The last time I wrote was the day of the Sandy Hook tragedy. I live 10 minutes from there and know many people directly effected by the events and the lives lost. In the last three years, I’ve learned much about myself and my community’s capacity to be resilient, to move from grief to finding some peace.
The first step to world peace is to create more peace within yourself. As Gandhi said, “be the change you wish to see in the world.”
I don’t know if it’s possible to find absolute peace. Maybe the point is to find more peace, more often and experience it longer. What I do know is, fostering peace starts with owning your thoughts, feelings and reactions. When we can manage what goes on within ourselves, we can better manage our outer world. So too, events outside ourselves trigger thoughts and emotions, so it is a constant dynamic process tending to inner reactions and outer events.
At the time of Sandy Hook I was already awash in my own grief struggling to stay focused on work while I processed numerous simultaneous personal losses (including death of my father, a close friend, and estrangement from some family members). I do not mean to put my personal losses in the same category as Sandy Hook. This was a horrific event that sent shock waves around the world. My point is that, for me, it added to an already full cup of grief and pain I was processing.In the weeks that followed, I wanted to help so volunteered my services (in addition to leadership consulting, I also teach yoga, meditation and do energy healing work). Giving service helped me process and put my own life in perspective. My neighbors got active as well. There was much advocacy done to reduce gun violence and better address mental health services. There is still much work to be done – but progress has been made. When people are angry and grieving healing can be facilitated by taking action.
If we can tend to what is within us with care, we are better able to attend to what lies before us and lead with a fuller heart.
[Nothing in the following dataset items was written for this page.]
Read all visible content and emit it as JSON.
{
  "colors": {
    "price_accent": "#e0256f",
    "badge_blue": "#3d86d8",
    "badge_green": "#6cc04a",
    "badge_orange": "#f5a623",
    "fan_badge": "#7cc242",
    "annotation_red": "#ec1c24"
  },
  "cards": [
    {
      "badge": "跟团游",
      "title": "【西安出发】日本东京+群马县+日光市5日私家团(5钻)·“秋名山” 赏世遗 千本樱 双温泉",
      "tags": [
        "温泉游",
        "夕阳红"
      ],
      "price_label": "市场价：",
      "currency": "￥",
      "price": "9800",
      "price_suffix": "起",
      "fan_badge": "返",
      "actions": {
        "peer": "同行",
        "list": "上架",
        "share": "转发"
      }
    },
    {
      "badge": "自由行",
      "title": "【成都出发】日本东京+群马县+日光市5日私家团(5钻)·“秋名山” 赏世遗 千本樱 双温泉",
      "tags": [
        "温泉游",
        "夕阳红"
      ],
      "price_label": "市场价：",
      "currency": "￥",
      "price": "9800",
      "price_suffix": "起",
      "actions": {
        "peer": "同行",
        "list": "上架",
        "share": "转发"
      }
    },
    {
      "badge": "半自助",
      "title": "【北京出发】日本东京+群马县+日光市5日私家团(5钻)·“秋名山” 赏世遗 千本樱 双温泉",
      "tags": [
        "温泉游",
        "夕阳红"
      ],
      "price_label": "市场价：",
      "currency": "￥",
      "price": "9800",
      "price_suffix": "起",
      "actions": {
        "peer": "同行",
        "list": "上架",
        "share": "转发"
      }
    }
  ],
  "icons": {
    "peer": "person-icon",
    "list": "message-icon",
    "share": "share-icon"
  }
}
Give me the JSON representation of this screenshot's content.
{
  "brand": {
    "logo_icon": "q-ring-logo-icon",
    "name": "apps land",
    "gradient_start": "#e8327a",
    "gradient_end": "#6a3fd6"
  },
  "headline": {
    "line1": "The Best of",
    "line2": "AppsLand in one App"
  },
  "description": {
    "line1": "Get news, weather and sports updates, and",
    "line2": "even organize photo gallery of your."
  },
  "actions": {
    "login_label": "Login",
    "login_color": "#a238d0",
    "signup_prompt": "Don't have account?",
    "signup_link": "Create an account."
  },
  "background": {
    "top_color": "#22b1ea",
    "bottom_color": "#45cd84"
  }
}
Today, we need leaders to not just have the mental capacity to solve complex problems but those who “get it” – who bring compassion so solutions are more sustainable for us and the planet.As with many of my neighbors, I’ve gone through my own personal transformation. This means: trans – formed - to go beyond how you were formed. Inherent in this is a searching, questioning and an internal reconfiguring. This process can bring tears and the expression of strong emotions, not just rationally plowing through getting stuff done on the long “to do” list. We live in a popular culture that does not understand grief and value the internal life – how to tend to our “being” vs. “doing.”
Invitation: Take inventory this week and notice what is holding you back from feeling more at peace in your life? What needs tending to in your inner life? Do you have unexpressed grief? Are you driving yourself to get everything done but really feel depleted and drained?
Just notice what comes up. I will reflect on these questions as well and share in a post on Friday.